Congressional investigators will soon be able to obtain the tax returns that President Donald Trump filed with the state of New York -- and two tax experts believe that this could deliver significant information about the president's finances.
Writing in the New York Times, University of Chicago Law School professor Daniel Hemel and Urban-Brookings Tax Policy Center senior fellow Steven Rosenthal break down the extensive information that Congress can cull from the president's state taxes -- although they caution that it won't provide the same comprehensive picture as his federal returns.
Among other things, the New York returns will show whether Trump actually has any gross annual income, which would mark a change from the late 1980s and early 1990s when he was in the process of posting losses totaling $1 billion.

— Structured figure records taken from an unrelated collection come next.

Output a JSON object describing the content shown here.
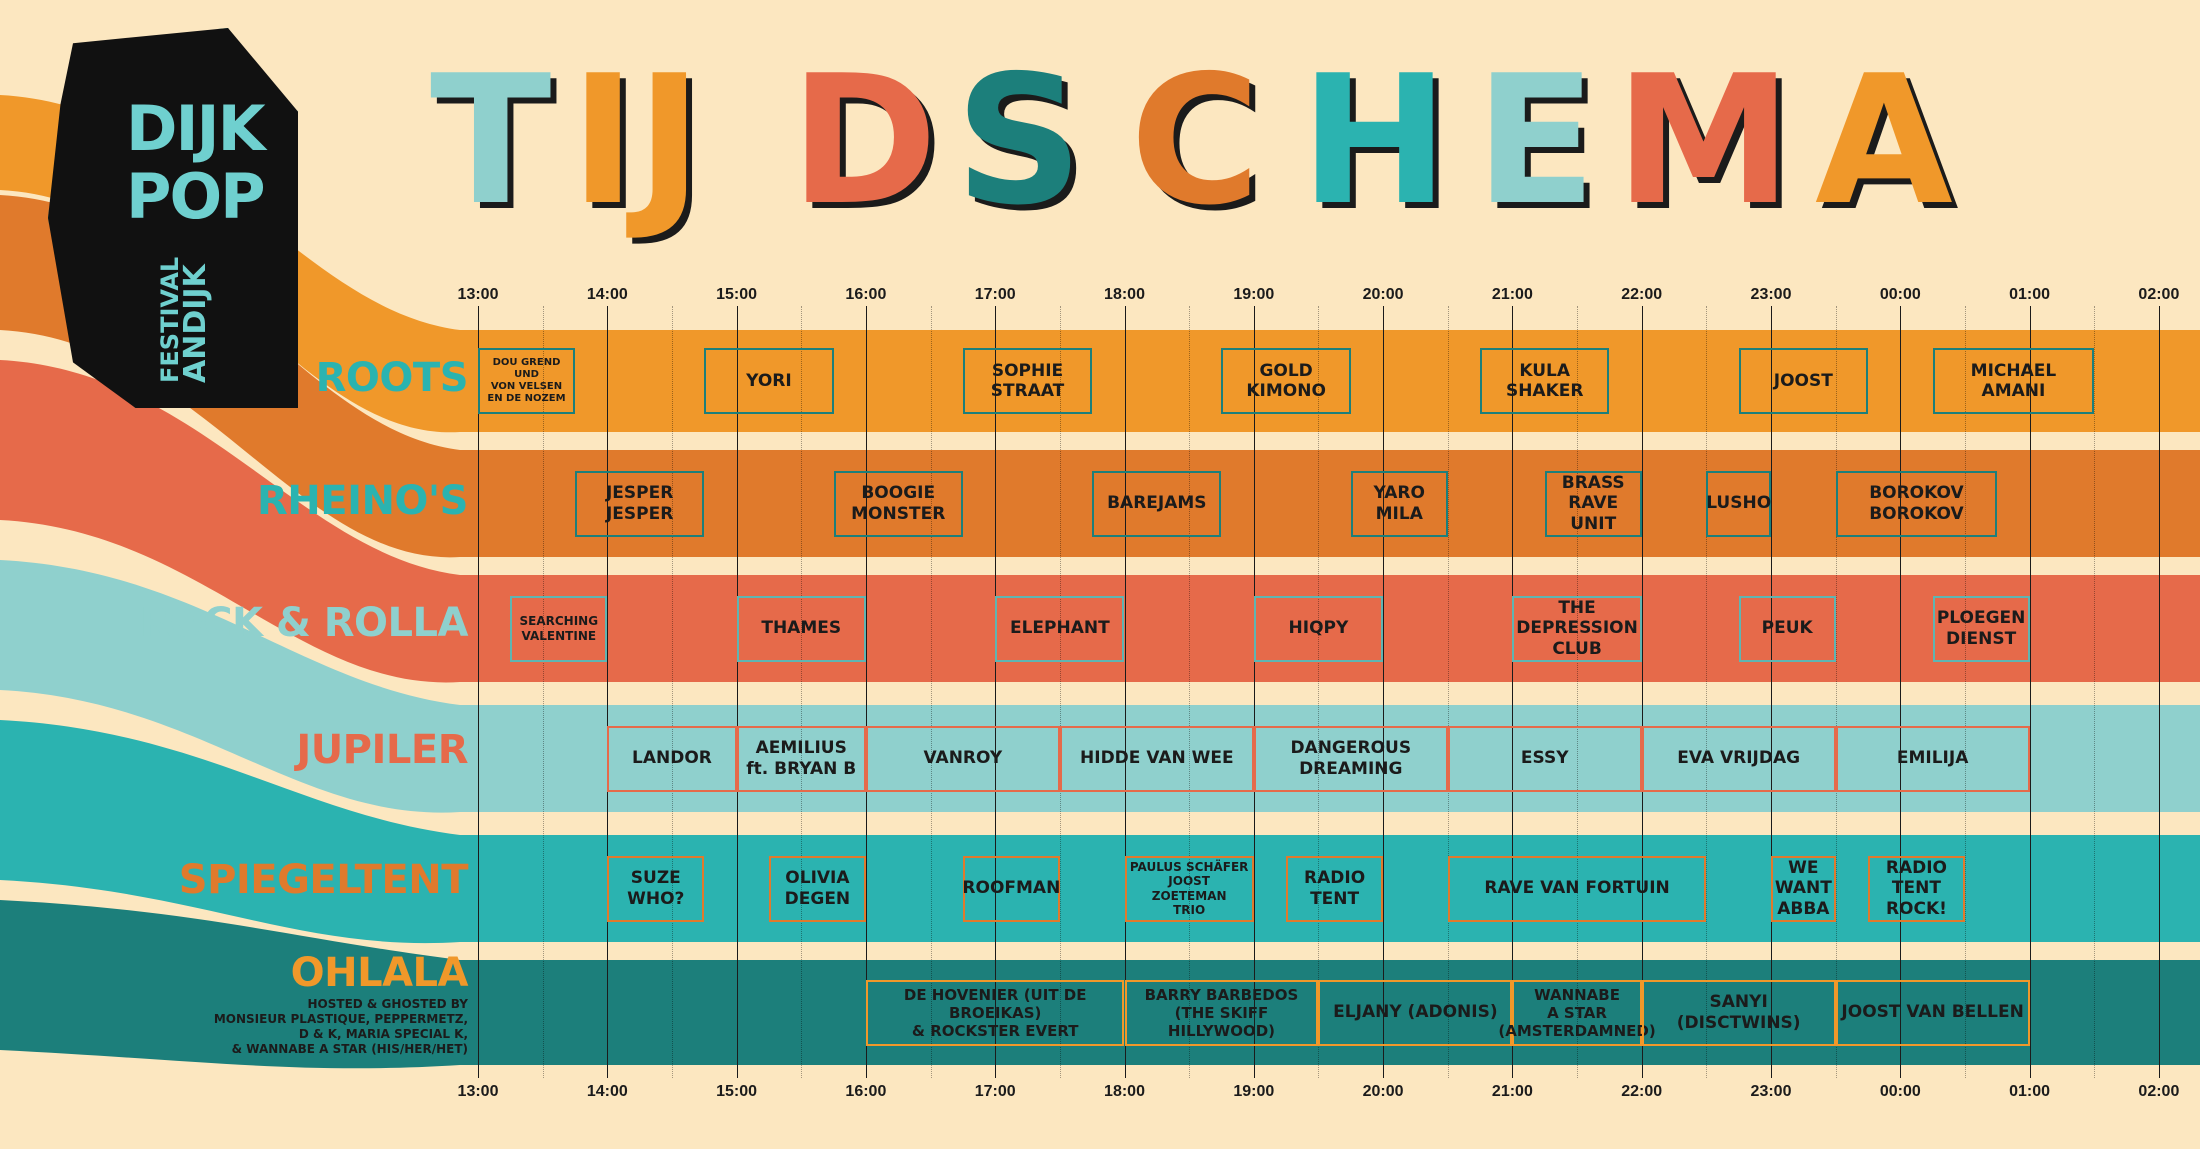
{
  "colors": {
    "background": "#fce7c0",
    "roots": "#f0982a",
    "rheinos": "#e07a2c",
    "rock_rolla": "#e66a4a",
    "jupiler": "#8fd0cd",
    "spiegeltent": "#2bb3b0",
    "ohlala": "#1c7f7b",
    "ink": "#1b1b1b"
  },
  "logo": {
    "brand_line1": "DIJK",
    "brand_line2": "POP",
    "sub1": "FESTIVAL",
    "sub2": "ANDIJK"
  },
  "title": {
    "letters": [
      {
        "char": "T",
        "color": "#8fd0cd"
      },
      {
        "char": "IJ",
        "color": "#f0982a"
      },
      {
        "char": "D",
        "color": "#e66a4a"
      },
      {
        "char": "S",
        "color": "#1c7f7b"
      },
      {
        "char": "C",
        "color": "#e07a2c"
      },
      {
        "char": "H",
        "color": "#2bb3b0"
      },
      {
        "char": "E",
        "color": "#8fd0cd"
      },
      {
        "char": "M",
        "color": "#e66a4a"
      },
      {
        "char": "A",
        "color": "#f0982a"
      }
    ]
  },
  "times": [
    "13:00",
    "14:00",
    "15:00",
    "16:00",
    "17:00",
    "18:00",
    "19:00",
    "20:00",
    "21:00",
    "22:00",
    "23:00",
    "00:00",
    "01:00",
    "02:00"
  ],
  "stages": [
    {
      "name": "ROOTS",
      "key": "roots",
      "label_color": "#2bb3b0",
      "box_border": "#1c7f7b",
      "acts": [
        {
          "name": "DOU GREND\nUND\nVON VELSEN\nEN DE NOZEM",
          "start": "13:00",
          "end": "13:45",
          "size": "xs"
        },
        {
          "name": "YORI",
          "start": "14:45",
          "end": "15:45"
        },
        {
          "name": "SOPHIE\nSTRAAT",
          "start": "16:45",
          "end": "17:45"
        },
        {
          "name": "GOLD\nKIMONO",
          "start": "18:45",
          "end": "19:45"
        },
        {
          "name": "KULA\nSHAKER",
          "start": "20:45",
          "end": "21:45"
        },
        {
          "name": "JOOST",
          "start": "22:45",
          "end": "23:45"
        },
        {
          "name": "MICHAEL\nAMANI",
          "start": "00:15",
          "end": "01:30"
        }
      ]
    },
    {
      "name": "RHEINO'S",
      "key": "rheinos",
      "label_color": "#2bb3b0",
      "box_border": "#1c7f7b",
      "acts": [
        {
          "name": "JESPER\nJESPER",
          "start": "13:45",
          "end": "14:45"
        },
        {
          "name": "BOOGIE\nMONSTER",
          "start": "15:45",
          "end": "16:45"
        },
        {
          "name": "BAREJAMS",
          "start": "17:45",
          "end": "18:45"
        },
        {
          "name": "YARO\nMILA",
          "start": "19:45",
          "end": "20:30"
        },
        {
          "name": "BRASS\nRAVE\nUNIT",
          "start": "21:15",
          "end": "22:00"
        },
        {
          "name": "LUSHO",
          "start": "22:30",
          "end": "23:00"
        },
        {
          "name": "BOROKOV\nBOROKOV",
          "start": "23:30",
          "end": "00:45"
        }
      ]
    },
    {
      "name": "ROCK & ROLLA",
      "key": "rock_rolla",
      "label_color": "#8fd0cd",
      "box_border": "#5fb5b2",
      "acts": [
        {
          "name": "SEARCHING\nVALENTINE",
          "start": "13:15",
          "end": "14:00",
          "size": "sm"
        },
        {
          "name": "THAMES",
          "start": "15:00",
          "end": "16:00"
        },
        {
          "name": "ELEPHANT",
          "start": "17:00",
          "end": "18:00"
        },
        {
          "name": "HIQPY",
          "start": "19:00",
          "end": "20:00"
        },
        {
          "name": "THE\nDEPRESSION\nCLUB",
          "start": "21:00",
          "end": "22:00"
        },
        {
          "name": "PEUK",
          "start": "22:45",
          "end": "23:30"
        },
        {
          "name": "PLOEGEN\nDIENST",
          "start": "00:15",
          "end": "01:00"
        }
      ]
    },
    {
      "name": "JUPILER",
      "key": "jupiler",
      "label_color": "#e66a4a",
      "box_border": "#e66a4a",
      "acts": [
        {
          "name": "LANDOR",
          "start": "14:00",
          "end": "15:00"
        },
        {
          "name": "AEMILIUS\nft. BRYAN B",
          "start": "15:00",
          "end": "16:00"
        },
        {
          "name": "VANROY",
          "start": "16:00",
          "end": "17:30"
        },
        {
          "name": "HIDDE VAN WEE",
          "start": "17:30",
          "end": "19:00"
        },
        {
          "name": "DANGEROUS\nDREAMING",
          "start": "19:00",
          "end": "20:30"
        },
        {
          "name": "ESSY",
          "start": "20:30",
          "end": "22:00"
        },
        {
          "name": "EVA VRIJDAG",
          "start": "22:00",
          "end": "23:30"
        },
        {
          "name": "EMILIJA",
          "start": "23:30",
          "end": "01:00"
        }
      ]
    },
    {
      "name": "SPIEGELTENT",
      "key": "spiegeltent",
      "label_color": "#e07a2c",
      "box_border": "#e07a2c",
      "acts": [
        {
          "name": "SUZE\nWHO?",
          "start": "14:00",
          "end": "14:45"
        },
        {
          "name": "OLIVIA\nDEGEN",
          "start": "15:15",
          "end": "16:00"
        },
        {
          "name": "ROOFMAN",
          "start": "16:45",
          "end": "17:30"
        },
        {
          "name": "PAULUS SCHÄFER\nJOOST ZOETEMAN\nTRIO",
          "start": "18:00",
          "end": "19:00",
          "size": "sm"
        },
        {
          "name": "RADIO\nTENT",
          "start": "19:15",
          "end": "20:00"
        },
        {
          "name": "RAVE VAN FORTUIN",
          "start": "20:30",
          "end": "22:30"
        },
        {
          "name": "WE\nWANT\nABBA",
          "start": "23:00",
          "end": "23:30"
        },
        {
          "name": "RADIO\nTENT\nROCK!",
          "start": "23:45",
          "end": "00:30"
        }
      ]
    },
    {
      "name": "OHLALA",
      "key": "ohlala",
      "label_color": "#f0982a",
      "box_border": "#f0982a",
      "host_note": "HOSTED & GHOSTED BY\nMONSIEUR PLASTIQUE, PEPPERMETZ,\nD & K, MARIA SPECIAL K,\n& WANNABE A STAR (HIS/HER/HET)",
      "acts": [
        {
          "name": "DE HOVENIER (UIT DE BROEIKAS)\n& ROCKSTER EVERT",
          "start": "16:00",
          "end": "18:00",
          "size": "md"
        },
        {
          "name": "BARRY BARBEDOS\n(THE SKIFF HILLYWOOD)",
          "start": "18:00",
          "end": "19:30",
          "size": "md"
        },
        {
          "name": "ELJANY (ADONIS)",
          "start": "19:30",
          "end": "21:00"
        },
        {
          "name": "WANNABE\nA STAR\n(AMSTERDAMNED)",
          "start": "21:00",
          "end": "22:00",
          "size": "md"
        },
        {
          "name": "SANYI\n(DISCTWINS)",
          "start": "22:00",
          "end": "23:30"
        },
        {
          "name": "JOOST VAN BELLEN",
          "start": "23:30",
          "end": "01:00"
        }
      ]
    }
  ]
}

"We already know that he claimed tax losses to offset his income from 1985 to 1995," they write. "His New York State returns will show whether he made similar assertions in later years."
Hemel and Rosenthal also argue that Congress will learn just how hard the I.R.S. has actually scrutinized Trump's taxes in the past.
"Mr. Trump’s New York returns will allow House investigators to reconstruct the results of any past audits," they write. "State law requires taxpayers to file amended New York returns whenever the I.R.S. has made changes to the taxpayer’s federal returns. By comparing Mr. Trump’s amended returns to his state returns over time, House investigators can learn whether the I.R.S. came down hard on Mr. Trump before he took office and whether the pattern has changed since he took charge."